I have had many experiences with locals treating me with an abundance of kindness, whether it be assisting me with something without even asking, their mannerisms when I enter a store, or even just stopping to speak to me on the sidewalk. However, one specific encounter comes to my mind when I think of encounters with kind strangers. At my university in South Korea, Sogang University, the campus encroaches upon a small mountainous area, known as Nogosan. There is a small hiking trail going up the mountain which is accessible from the middle of campus. The hiking trail is extremely steep, but it is lined with the occasional bench and statue of one of the school’s founders.
I decided to try to film a video project on the lower part of the hiking trail, and as I was scoping out the opportune area to start filming, I came across an older Korean lady, she was most likely in her mid-50s. I smiled and began to walk past her to find a place to set up my equipment, but instead she said hello to me and asked if I spoke Korean. Unfortunately, my knowledge of Korean doesn’t reach farther than reading and ordering food off a menu, so I told her I couldn’t. Then, out of nowhere, she asked me if I would like to take a walk up the mountain trail. I was so surprised at the offer, and somewhat suspicious since I have always been told to fear strangers. I agreed to take the walk with her, pushing the negative thoughts out of my mind, and just took the chance.

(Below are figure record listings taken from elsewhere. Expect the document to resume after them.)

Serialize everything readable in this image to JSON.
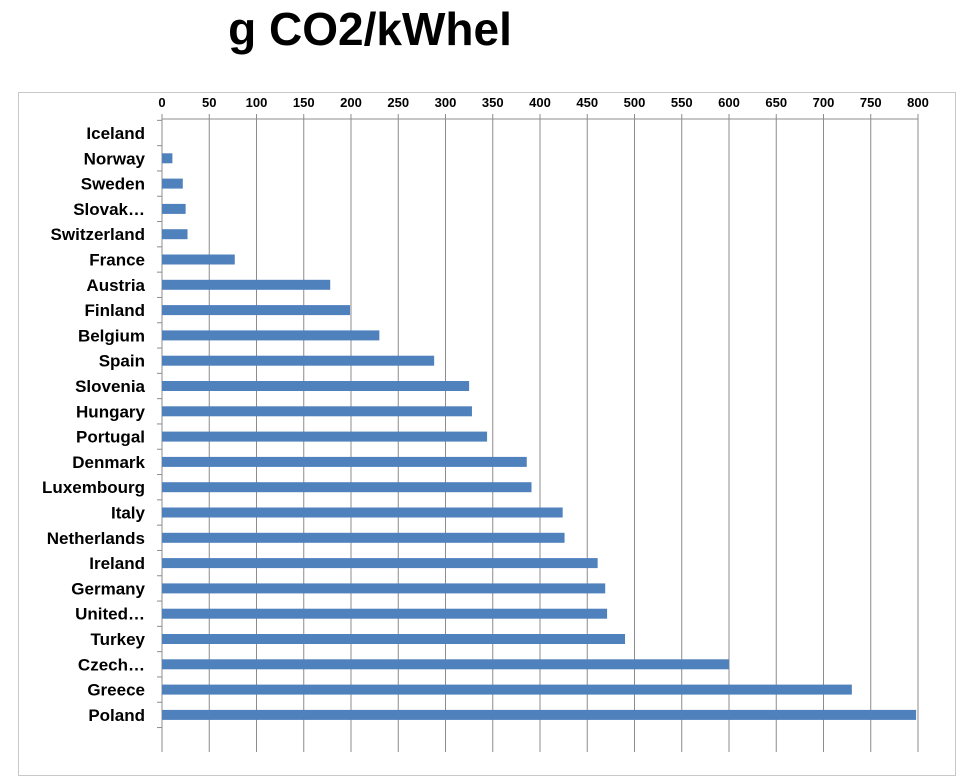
{
  "chart_data": {
    "type": "bar",
    "orientation": "horizontal",
    "title": "g CO2/kWhel",
    "xlabel": "",
    "ylabel": "",
    "xlim": [
      0,
      800
    ],
    "x_ticks": [
      0,
      50,
      100,
      150,
      200,
      250,
      300,
      350,
      400,
      450,
      500,
      550,
      600,
      650,
      700,
      750,
      800
    ],
    "x_axis_position": "top",
    "grid": true,
    "legend": "none",
    "bar_color": "#4f81bd",
    "categories": [
      "Iceland",
      "Norway",
      "Sweden",
      "Slovak…",
      "Switzerland",
      "France",
      "Austria",
      "Finland",
      "Belgium",
      "Spain",
      "Slovenia",
      "Hungary",
      "Portugal",
      "Denmark",
      "Luxembourg",
      "Italy",
      "Netherlands",
      "Ireland",
      "Germany",
      "United…",
      "Turkey",
      "Czech…",
      "Greece",
      "Poland"
    ],
    "values": [
      0,
      11,
      22,
      25,
      27,
      77,
      178,
      199,
      230,
      288,
      325,
      328,
      344,
      386,
      391,
      424,
      426,
      461,
      469,
      471,
      490,
      600,
      730,
      798
    ]
  }
}
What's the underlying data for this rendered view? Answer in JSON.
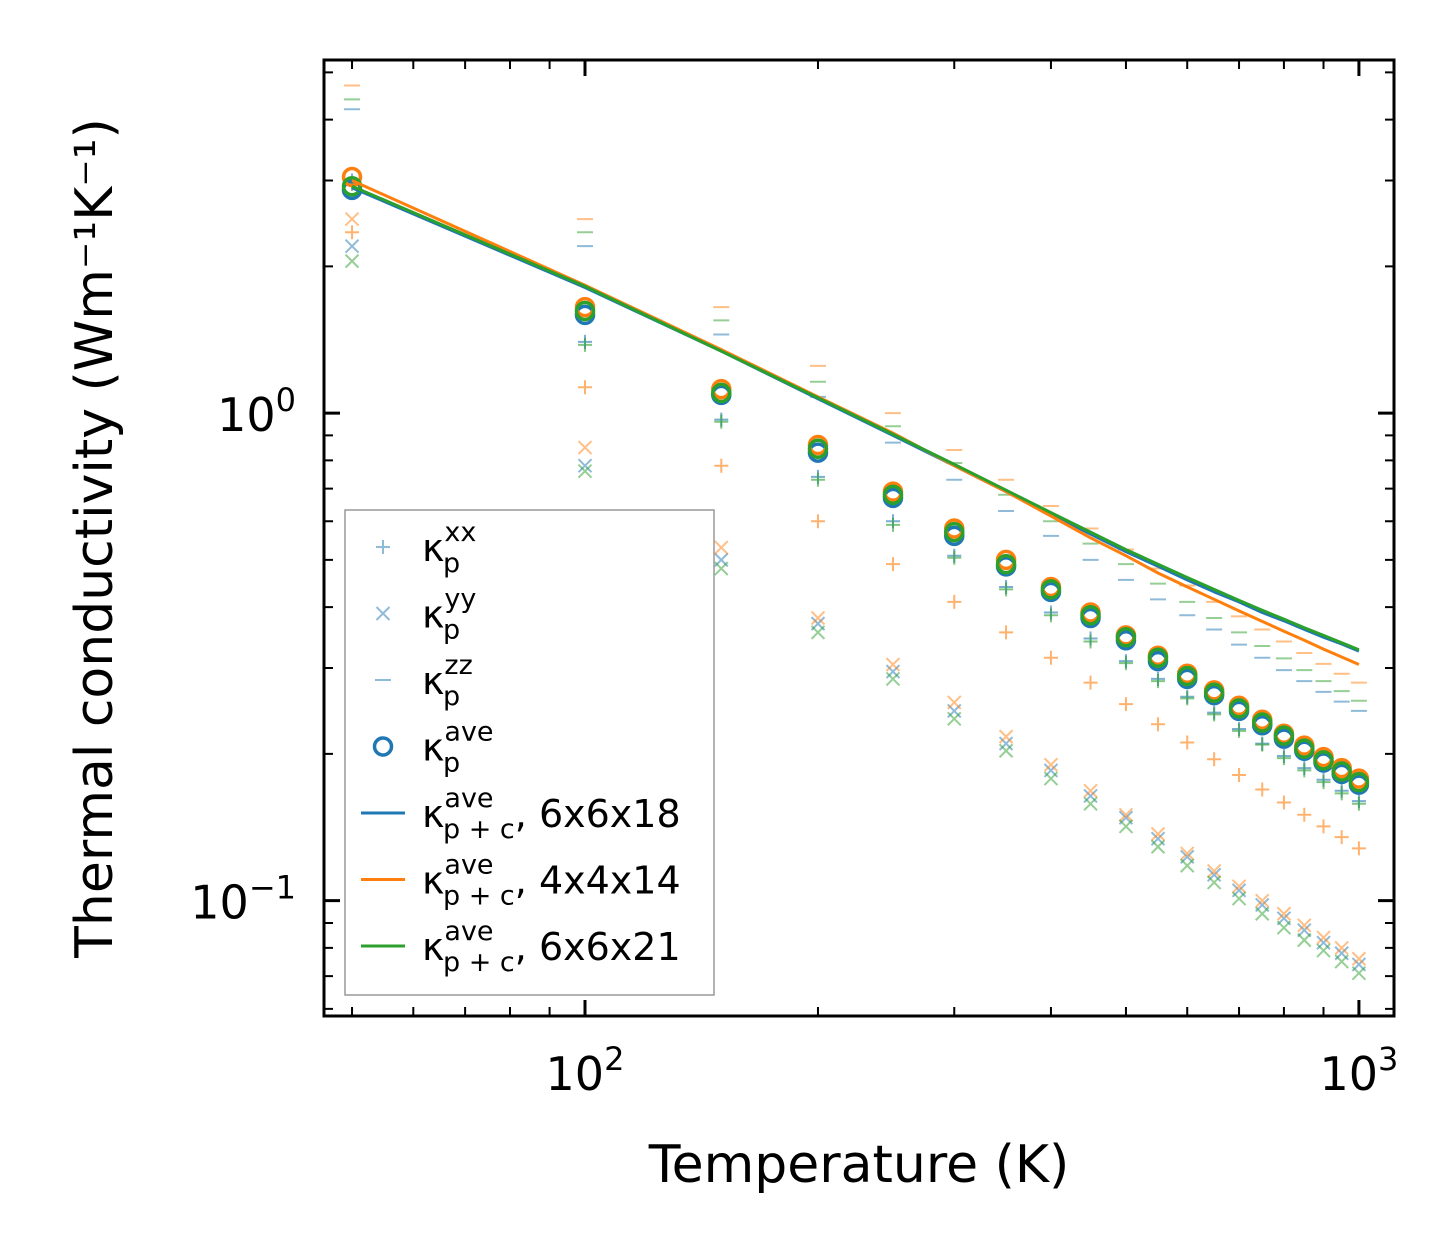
{
  "chart_data": {
    "type": "scatter",
    "xscale": "log",
    "yscale": "log",
    "xlim": [
      46,
      1110
    ],
    "ylim": [
      0.058,
      5.3
    ],
    "xlabel": "Temperature (K)",
    "ylabel": "Thermal conductivity (Wm⁻¹K⁻¹)",
    "x_ticks": [
      {
        "value": 100,
        "base": "10",
        "exp": "2"
      },
      {
        "value": 1000,
        "base": "10",
        "exp": "3"
      }
    ],
    "y_ticks": [
      {
        "value": 0.1,
        "base": "10",
        "exp": "−1"
      },
      {
        "value": 1,
        "base": "10",
        "exp": "0"
      }
    ],
    "x": [
      50,
      100,
      150,
      200,
      250,
      300,
      350,
      400,
      450,
      500,
      550,
      600,
      650,
      700,
      750,
      800,
      850,
      900,
      950,
      1000
    ],
    "colors": {
      "blue": "#1f77b4",
      "orange": "#ff7f0e",
      "green": "#2ca02c"
    },
    "cases": [
      {
        "key": "6x6x18",
        "color": "#1f77b4",
        "kxx": [
          3.0,
          1.4,
          0.97,
          0.74,
          0.6,
          0.51,
          0.44,
          0.39,
          0.345,
          0.31,
          0.285,
          0.262,
          0.243,
          0.225,
          0.21,
          0.198,
          0.187,
          0.177,
          0.168,
          0.16
        ],
        "kyy": [
          2.2,
          0.78,
          0.5,
          0.37,
          0.295,
          0.245,
          0.21,
          0.185,
          0.164,
          0.148,
          0.134,
          0.123,
          0.113,
          0.105,
          0.098,
          0.092,
          0.087,
          0.082,
          0.078,
          0.074
        ],
        "kzz": [
          4.2,
          2.2,
          1.45,
          1.08,
          0.87,
          0.73,
          0.63,
          0.56,
          0.5,
          0.455,
          0.415,
          0.385,
          0.36,
          0.335,
          0.315,
          0.297,
          0.282,
          0.268,
          0.256,
          0.245
        ],
        "kave": [
          2.87,
          1.59,
          1.09,
          0.83,
          0.67,
          0.56,
          0.485,
          0.43,
          0.38,
          0.342,
          0.31,
          0.285,
          0.264,
          0.245,
          0.229,
          0.215,
          0.203,
          0.192,
          0.182,
          0.173
        ],
        "kpc": [
          2.9,
          1.81,
          1.34,
          1.07,
          0.9,
          0.78,
          0.69,
          0.62,
          0.565,
          0.52,
          0.485,
          0.455,
          0.43,
          0.41,
          0.39,
          0.375,
          0.36,
          0.347,
          0.336,
          0.325
        ]
      },
      {
        "key": "4x4x14",
        "color": "#ff7f0e",
        "kxx": [
          2.35,
          1.13,
          0.78,
          0.6,
          0.49,
          0.41,
          0.355,
          0.315,
          0.28,
          0.253,
          0.23,
          0.211,
          0.195,
          0.181,
          0.169,
          0.159,
          0.15,
          0.142,
          0.135,
          0.128
        ],
        "kyy": [
          2.5,
          0.85,
          0.53,
          0.38,
          0.305,
          0.255,
          0.217,
          0.19,
          0.168,
          0.15,
          0.137,
          0.125,
          0.115,
          0.107,
          0.1,
          0.094,
          0.089,
          0.084,
          0.08,
          0.076
        ],
        "kzz": [
          4.7,
          2.5,
          1.65,
          1.25,
          1.0,
          0.84,
          0.73,
          0.645,
          0.58,
          0.525,
          0.48,
          0.443,
          0.41,
          0.383,
          0.36,
          0.34,
          0.322,
          0.306,
          0.292,
          0.28
        ],
        "kave": [
          3.05,
          1.65,
          1.12,
          0.86,
          0.69,
          0.58,
          0.5,
          0.44,
          0.39,
          0.35,
          0.318,
          0.292,
          0.27,
          0.251,
          0.235,
          0.22,
          0.208,
          0.197,
          0.187,
          0.178
        ],
        "kpc": [
          3.0,
          1.83,
          1.35,
          1.08,
          0.91,
          0.78,
          0.69,
          0.615,
          0.555,
          0.51,
          0.47,
          0.44,
          0.415,
          0.393,
          0.374,
          0.357,
          0.342,
          0.328,
          0.316,
          0.305
        ]
      },
      {
        "key": "6x6x21",
        "color": "#2ca02c",
        "kxx": [
          2.95,
          1.38,
          0.96,
          0.73,
          0.59,
          0.505,
          0.435,
          0.385,
          0.34,
          0.307,
          0.282,
          0.26,
          0.241,
          0.223,
          0.209,
          0.196,
          0.185,
          0.175,
          0.166,
          0.158
        ],
        "kyy": [
          2.05,
          0.76,
          0.48,
          0.355,
          0.285,
          0.236,
          0.203,
          0.178,
          0.158,
          0.142,
          0.129,
          0.118,
          0.109,
          0.101,
          0.094,
          0.088,
          0.083,
          0.079,
          0.075,
          0.071
        ],
        "kzz": [
          4.4,
          2.35,
          1.55,
          1.16,
          0.94,
          0.79,
          0.68,
          0.6,
          0.54,
          0.49,
          0.447,
          0.41,
          0.38,
          0.355,
          0.333,
          0.314,
          0.297,
          0.282,
          0.269,
          0.257
        ],
        "kave": [
          2.92,
          1.62,
          1.1,
          0.845,
          0.68,
          0.57,
          0.49,
          0.435,
          0.385,
          0.347,
          0.315,
          0.289,
          0.267,
          0.248,
          0.232,
          0.218,
          0.205,
          0.194,
          0.184,
          0.175
        ],
        "kpc": [
          2.92,
          1.82,
          1.34,
          1.075,
          0.905,
          0.785,
          0.695,
          0.625,
          0.57,
          0.525,
          0.49,
          0.46,
          0.435,
          0.413,
          0.394,
          0.378,
          0.363,
          0.35,
          0.338,
          0.327
        ]
      }
    ],
    "legend": {
      "position": "lower-left",
      "entries": [
        {
          "marker": "plus",
          "color": "#1f77b4",
          "alpha": 0.5,
          "base": "κ",
          "sup": "xx",
          "sub": "p",
          "suffix": ""
        },
        {
          "marker": "cross",
          "color": "#1f77b4",
          "alpha": 0.5,
          "base": "κ",
          "sup": "yy",
          "sub": "p",
          "suffix": ""
        },
        {
          "marker": "hline",
          "color": "#1f77b4",
          "alpha": 0.5,
          "base": "κ",
          "sup": "zz",
          "sub": "p",
          "suffix": ""
        },
        {
          "marker": "circle",
          "color": "#1f77b4",
          "alpha": 1,
          "base": "κ",
          "sup": "ave",
          "sub": "p",
          "suffix": ""
        },
        {
          "marker": "line",
          "color": "#1f77b4",
          "alpha": 1,
          "base": "κ",
          "sup": "ave",
          "sub": "p + c",
          "suffix": ", 6x6x18"
        },
        {
          "marker": "line",
          "color": "#ff7f0e",
          "alpha": 1,
          "base": "κ",
          "sup": "ave",
          "sub": "p + c",
          "suffix": ", 4x4x14"
        },
        {
          "marker": "line",
          "color": "#2ca02c",
          "alpha": 1,
          "base": "κ",
          "sup": "ave",
          "sub": "p + c",
          "suffix": ", 6x6x21"
        }
      ]
    }
  }
}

We began to walk up the mountain trail, and she asked me questions about myself. These questions included basic things such as where I was from, why I am in Korea, how old I am, etc. Her English was limited, but she tried to make conversation with me as much as she could. We got to a decently high part of the hiking trail, where there was a small lookout with a bench. We decided to sit and she took out a piece of paper and asked me for a pen. She was having difficulties communicating, so she began to write words on the paper, and even told me that I am an open-minded person, which surprised me. She told me about her son who had recently graduated from Sogang and told me he was getting married next year. She told me about how in the 1980s she traveled to America and visited the Grand Canyon. After a little while, we decided to walk back down to the bottom of the trail since I needed to work on a project. Before she left, she made sure to show me a picture of her hanbok (Korean traditional dress) for her son’s wedding.
This experience was so surprising for me because of my fears of coming to an extremely homogeneous country. I never thought that I would receive such kindness in Korea, especially from the older generation that is not used to foreigners being in their country. I am really grateful for this small experience with a stranger who never shared her name with me.